Una seconda teoria centrata sul processo si trova nella teoria della definizione degli obiettivi di Locke, per i quali la motivazione dipende dall'intenzione di impegnarsi per raggiungere uno specifico obiettivo ricercato da Questo. Questo obiettivo segnerà il tipo di sforzo e il coinvolgimento del soggetto, nonché la soddisfazione ottenuta dal loro lavoro a seconda di quanto sia vicino ai loro obiettivi.

3. Teoria dell'equità di Adams

Un'altra teoria molto rilevante è la cosiddetta teoria dell'equità di Adams, che parte dall'idea che La motivazione al lavoro parte da come il dipendente valuta il proprio compito e dal compenso che riceve in cambio, il quale sarà confrontato con quello ricevuto da altri lavoratori.

A seconda del risultato di detto confronto, il soggetto compirà azioni diverse e sarà più o meno motivato: se si considera meno valutato o compensato e trattato in modo ineguale ridurrà la tua motivazione e potrai scegliere di ridurre il tuo sforzo, lasciare o modificare il coinvolgimento e la percezione del tuo compito o compensazione.
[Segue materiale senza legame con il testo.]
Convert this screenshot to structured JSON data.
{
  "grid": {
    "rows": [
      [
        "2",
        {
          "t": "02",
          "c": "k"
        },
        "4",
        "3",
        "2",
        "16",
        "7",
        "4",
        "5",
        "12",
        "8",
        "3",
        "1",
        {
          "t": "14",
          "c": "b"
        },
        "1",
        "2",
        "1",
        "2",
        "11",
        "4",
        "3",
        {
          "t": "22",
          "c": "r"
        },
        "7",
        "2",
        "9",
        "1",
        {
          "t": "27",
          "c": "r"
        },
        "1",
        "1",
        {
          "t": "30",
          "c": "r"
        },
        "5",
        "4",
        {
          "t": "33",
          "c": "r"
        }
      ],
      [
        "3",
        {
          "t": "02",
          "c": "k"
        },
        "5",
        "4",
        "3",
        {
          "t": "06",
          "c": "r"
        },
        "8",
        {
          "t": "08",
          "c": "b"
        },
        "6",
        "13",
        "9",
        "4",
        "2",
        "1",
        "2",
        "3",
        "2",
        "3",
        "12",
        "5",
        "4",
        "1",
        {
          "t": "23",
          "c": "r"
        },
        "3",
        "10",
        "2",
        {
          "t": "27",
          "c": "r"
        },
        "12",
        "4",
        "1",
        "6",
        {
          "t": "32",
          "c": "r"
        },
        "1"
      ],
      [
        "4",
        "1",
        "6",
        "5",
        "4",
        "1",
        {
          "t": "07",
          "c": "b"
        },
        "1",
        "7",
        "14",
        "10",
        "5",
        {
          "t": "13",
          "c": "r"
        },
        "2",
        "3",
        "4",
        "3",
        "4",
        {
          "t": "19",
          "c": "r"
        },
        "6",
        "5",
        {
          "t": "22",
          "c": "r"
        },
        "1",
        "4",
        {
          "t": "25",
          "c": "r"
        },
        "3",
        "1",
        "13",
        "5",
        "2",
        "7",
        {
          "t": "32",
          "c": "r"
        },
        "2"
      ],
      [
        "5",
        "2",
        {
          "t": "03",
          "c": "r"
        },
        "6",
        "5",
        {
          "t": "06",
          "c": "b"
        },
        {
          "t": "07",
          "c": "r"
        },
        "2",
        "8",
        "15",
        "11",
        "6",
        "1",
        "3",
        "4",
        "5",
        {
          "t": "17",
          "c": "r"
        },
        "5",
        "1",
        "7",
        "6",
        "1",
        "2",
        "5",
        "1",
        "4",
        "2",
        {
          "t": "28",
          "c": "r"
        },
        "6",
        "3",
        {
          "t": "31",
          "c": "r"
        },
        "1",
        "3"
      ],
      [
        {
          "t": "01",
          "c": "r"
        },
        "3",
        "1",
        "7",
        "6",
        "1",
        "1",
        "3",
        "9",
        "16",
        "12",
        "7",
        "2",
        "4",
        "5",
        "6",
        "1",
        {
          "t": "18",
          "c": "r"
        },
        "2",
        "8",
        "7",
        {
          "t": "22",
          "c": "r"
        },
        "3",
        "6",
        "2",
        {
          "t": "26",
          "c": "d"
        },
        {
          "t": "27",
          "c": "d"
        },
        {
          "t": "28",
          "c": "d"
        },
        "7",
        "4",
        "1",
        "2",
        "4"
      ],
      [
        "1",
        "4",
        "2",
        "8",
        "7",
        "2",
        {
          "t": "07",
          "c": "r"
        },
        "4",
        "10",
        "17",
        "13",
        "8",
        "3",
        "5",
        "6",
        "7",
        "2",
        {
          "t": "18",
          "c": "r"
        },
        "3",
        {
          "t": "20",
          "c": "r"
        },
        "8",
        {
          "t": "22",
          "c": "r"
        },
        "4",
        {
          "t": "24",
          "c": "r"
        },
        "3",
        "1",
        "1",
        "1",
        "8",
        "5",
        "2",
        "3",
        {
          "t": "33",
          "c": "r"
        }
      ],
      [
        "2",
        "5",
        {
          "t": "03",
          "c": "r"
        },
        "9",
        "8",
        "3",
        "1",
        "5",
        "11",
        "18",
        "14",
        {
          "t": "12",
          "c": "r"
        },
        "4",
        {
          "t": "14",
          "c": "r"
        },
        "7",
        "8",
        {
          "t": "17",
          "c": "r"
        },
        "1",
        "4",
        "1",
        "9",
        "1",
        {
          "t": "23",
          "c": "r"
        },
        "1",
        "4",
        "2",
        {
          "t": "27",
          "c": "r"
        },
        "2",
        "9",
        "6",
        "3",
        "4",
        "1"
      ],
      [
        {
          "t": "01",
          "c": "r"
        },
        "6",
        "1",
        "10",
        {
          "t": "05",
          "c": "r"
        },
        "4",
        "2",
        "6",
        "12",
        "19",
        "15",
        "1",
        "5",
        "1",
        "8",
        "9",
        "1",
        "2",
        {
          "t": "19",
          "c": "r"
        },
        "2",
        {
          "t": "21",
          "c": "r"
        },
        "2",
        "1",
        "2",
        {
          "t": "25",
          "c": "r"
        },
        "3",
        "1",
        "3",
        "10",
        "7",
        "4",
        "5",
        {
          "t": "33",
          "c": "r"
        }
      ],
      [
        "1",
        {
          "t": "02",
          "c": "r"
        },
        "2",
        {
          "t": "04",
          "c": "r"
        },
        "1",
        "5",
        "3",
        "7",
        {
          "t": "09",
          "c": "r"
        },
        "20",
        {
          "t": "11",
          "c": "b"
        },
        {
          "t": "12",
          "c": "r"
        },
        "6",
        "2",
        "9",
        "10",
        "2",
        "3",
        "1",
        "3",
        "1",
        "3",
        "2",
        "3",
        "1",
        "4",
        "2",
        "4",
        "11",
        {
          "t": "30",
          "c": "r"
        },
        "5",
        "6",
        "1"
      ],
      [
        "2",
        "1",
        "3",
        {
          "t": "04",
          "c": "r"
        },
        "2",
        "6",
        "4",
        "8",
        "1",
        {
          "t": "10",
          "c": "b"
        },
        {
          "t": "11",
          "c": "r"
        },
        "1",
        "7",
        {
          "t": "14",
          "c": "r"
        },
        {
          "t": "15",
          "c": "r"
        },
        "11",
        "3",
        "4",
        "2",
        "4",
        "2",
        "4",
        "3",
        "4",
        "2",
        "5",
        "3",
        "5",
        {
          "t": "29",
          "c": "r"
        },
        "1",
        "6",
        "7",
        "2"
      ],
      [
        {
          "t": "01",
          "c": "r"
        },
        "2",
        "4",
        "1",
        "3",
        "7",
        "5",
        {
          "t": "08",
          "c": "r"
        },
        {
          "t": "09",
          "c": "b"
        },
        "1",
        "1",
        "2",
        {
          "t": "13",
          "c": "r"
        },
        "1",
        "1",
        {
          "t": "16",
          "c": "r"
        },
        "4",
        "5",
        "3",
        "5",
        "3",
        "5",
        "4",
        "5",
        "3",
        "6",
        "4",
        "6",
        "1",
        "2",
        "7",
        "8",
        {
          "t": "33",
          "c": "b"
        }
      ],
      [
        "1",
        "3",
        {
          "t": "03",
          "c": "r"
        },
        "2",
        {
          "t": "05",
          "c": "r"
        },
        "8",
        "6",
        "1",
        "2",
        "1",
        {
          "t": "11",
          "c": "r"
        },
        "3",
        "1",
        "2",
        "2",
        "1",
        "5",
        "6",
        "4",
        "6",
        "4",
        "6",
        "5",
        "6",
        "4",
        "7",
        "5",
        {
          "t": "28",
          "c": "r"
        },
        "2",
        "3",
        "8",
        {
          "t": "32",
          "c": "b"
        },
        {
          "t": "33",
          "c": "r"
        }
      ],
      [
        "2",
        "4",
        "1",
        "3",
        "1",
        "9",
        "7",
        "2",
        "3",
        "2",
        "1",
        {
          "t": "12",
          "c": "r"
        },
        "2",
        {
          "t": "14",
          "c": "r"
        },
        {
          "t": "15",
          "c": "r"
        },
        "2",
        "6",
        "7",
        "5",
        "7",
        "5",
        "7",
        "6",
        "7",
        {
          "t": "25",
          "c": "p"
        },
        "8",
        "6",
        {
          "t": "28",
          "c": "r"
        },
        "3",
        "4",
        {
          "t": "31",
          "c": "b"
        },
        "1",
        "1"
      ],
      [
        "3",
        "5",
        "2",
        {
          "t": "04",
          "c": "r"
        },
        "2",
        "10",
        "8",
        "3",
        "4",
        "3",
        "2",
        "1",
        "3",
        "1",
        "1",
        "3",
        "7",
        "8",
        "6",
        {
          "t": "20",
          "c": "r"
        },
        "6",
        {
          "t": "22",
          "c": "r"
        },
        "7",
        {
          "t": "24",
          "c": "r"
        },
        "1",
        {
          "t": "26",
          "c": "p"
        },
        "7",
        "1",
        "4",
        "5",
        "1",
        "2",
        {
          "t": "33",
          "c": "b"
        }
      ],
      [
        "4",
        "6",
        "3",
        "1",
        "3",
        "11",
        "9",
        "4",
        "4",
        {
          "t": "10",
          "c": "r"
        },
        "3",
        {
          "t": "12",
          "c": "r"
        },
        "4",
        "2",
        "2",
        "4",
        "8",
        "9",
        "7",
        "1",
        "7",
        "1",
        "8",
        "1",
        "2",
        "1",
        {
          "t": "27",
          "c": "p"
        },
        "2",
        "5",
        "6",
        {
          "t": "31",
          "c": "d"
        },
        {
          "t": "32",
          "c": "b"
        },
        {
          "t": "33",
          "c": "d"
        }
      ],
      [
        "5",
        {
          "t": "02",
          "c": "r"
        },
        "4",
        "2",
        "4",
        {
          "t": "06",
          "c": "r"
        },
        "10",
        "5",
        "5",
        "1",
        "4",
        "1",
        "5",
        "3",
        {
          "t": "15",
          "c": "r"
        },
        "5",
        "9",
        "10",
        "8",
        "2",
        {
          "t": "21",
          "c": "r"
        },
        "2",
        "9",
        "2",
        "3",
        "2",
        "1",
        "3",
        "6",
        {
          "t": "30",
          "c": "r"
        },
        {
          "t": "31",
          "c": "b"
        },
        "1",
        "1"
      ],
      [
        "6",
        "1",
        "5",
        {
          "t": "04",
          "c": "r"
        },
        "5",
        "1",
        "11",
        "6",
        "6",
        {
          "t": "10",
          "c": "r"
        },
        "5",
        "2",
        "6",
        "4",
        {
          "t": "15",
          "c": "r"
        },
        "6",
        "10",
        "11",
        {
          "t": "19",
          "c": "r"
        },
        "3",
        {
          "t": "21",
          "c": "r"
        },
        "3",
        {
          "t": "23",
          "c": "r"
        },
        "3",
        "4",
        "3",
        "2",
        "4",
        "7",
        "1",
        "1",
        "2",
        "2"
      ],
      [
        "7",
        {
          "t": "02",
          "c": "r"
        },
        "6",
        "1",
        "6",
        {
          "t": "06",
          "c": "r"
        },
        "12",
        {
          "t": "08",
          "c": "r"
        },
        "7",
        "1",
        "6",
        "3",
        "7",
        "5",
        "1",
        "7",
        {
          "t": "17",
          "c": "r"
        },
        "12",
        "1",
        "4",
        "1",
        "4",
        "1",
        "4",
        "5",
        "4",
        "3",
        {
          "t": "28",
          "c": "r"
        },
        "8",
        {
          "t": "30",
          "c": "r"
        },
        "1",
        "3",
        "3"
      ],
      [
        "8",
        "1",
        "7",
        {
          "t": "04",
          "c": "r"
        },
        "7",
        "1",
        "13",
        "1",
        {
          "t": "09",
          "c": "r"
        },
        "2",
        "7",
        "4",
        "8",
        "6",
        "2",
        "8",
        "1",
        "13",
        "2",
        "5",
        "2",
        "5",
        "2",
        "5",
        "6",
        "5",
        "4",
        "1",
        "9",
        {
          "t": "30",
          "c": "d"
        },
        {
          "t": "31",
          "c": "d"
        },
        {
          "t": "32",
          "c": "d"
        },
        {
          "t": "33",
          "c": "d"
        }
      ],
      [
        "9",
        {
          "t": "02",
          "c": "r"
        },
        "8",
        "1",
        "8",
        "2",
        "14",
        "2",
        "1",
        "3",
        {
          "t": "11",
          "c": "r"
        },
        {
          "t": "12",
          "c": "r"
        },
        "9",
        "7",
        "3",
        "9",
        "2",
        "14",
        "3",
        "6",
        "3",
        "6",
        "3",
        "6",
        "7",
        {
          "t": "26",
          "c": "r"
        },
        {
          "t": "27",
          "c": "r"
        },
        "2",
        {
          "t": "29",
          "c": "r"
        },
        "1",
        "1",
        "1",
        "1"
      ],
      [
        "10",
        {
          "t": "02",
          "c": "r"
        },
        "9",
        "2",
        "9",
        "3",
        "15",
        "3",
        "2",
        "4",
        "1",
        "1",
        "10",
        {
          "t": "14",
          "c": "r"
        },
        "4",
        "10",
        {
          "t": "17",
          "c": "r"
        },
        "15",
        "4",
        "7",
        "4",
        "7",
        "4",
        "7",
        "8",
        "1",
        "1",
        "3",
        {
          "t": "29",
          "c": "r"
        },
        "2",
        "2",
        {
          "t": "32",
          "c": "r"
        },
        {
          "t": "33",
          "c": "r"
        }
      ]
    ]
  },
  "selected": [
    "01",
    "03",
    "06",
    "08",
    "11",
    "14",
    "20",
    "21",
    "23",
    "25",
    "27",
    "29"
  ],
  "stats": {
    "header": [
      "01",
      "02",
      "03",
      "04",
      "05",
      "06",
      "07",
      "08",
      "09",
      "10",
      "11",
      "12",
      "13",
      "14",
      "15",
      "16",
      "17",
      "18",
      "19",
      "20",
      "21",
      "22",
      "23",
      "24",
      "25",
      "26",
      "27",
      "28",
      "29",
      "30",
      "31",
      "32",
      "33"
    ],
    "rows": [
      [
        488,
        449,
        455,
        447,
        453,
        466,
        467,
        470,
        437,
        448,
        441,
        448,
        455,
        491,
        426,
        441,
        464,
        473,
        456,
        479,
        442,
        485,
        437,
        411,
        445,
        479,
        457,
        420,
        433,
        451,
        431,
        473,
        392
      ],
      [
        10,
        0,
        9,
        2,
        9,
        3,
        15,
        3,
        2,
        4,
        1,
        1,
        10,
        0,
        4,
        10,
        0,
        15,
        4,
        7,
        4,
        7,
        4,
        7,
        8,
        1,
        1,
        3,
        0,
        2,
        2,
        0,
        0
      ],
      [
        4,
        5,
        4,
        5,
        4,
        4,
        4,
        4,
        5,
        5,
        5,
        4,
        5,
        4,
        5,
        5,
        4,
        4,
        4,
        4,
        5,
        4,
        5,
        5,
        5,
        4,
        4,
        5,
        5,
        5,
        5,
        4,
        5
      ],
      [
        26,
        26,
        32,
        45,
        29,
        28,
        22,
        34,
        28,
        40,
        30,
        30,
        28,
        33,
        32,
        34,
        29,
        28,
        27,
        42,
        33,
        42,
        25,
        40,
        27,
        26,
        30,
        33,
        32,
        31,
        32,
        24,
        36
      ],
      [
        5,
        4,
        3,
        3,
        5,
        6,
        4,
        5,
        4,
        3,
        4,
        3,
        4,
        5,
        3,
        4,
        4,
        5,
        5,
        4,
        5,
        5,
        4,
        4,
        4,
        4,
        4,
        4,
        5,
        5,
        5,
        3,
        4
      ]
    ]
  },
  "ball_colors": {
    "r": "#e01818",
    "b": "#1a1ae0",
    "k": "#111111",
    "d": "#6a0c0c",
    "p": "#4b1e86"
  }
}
Se la percezione è che vieni ricompensato più di quanto dovresti, al contrario, tenderà ad aumentare il tuo coinvolgimento.

Quindi, è il fatto di sentirsi trattati in modo equo che genera soddisfazione e può quindi influenzare la motivazione al lavoro.

4. La teoria del rinforzo di Skinner

Sulla base del comportamentismo e del condizionamento operante, ci sono anche teorie che sostengono che la motivazione può essere aumentata dall'uso del rinforzo positivo, concedendo premi al fine di promuovere un aumento delle prestazioni e il rinforzo essendo fonte di motivazione.

Questa teoria è stata criticata perché si dice che trascuri l'importanza della motivazione intrinseca all'interno del lavoro, concentrandosi esclusivamente sulla ricerca di ricompense. Tuttavia, non va dimenticato che la distinzione tra motivazione intrinseca ed estrinseca non nega che nella prima categoria non è possibile trovare "ricompense" che alimentano la motivazione del persona; quello che succede è che in quel caso si autosomministrano.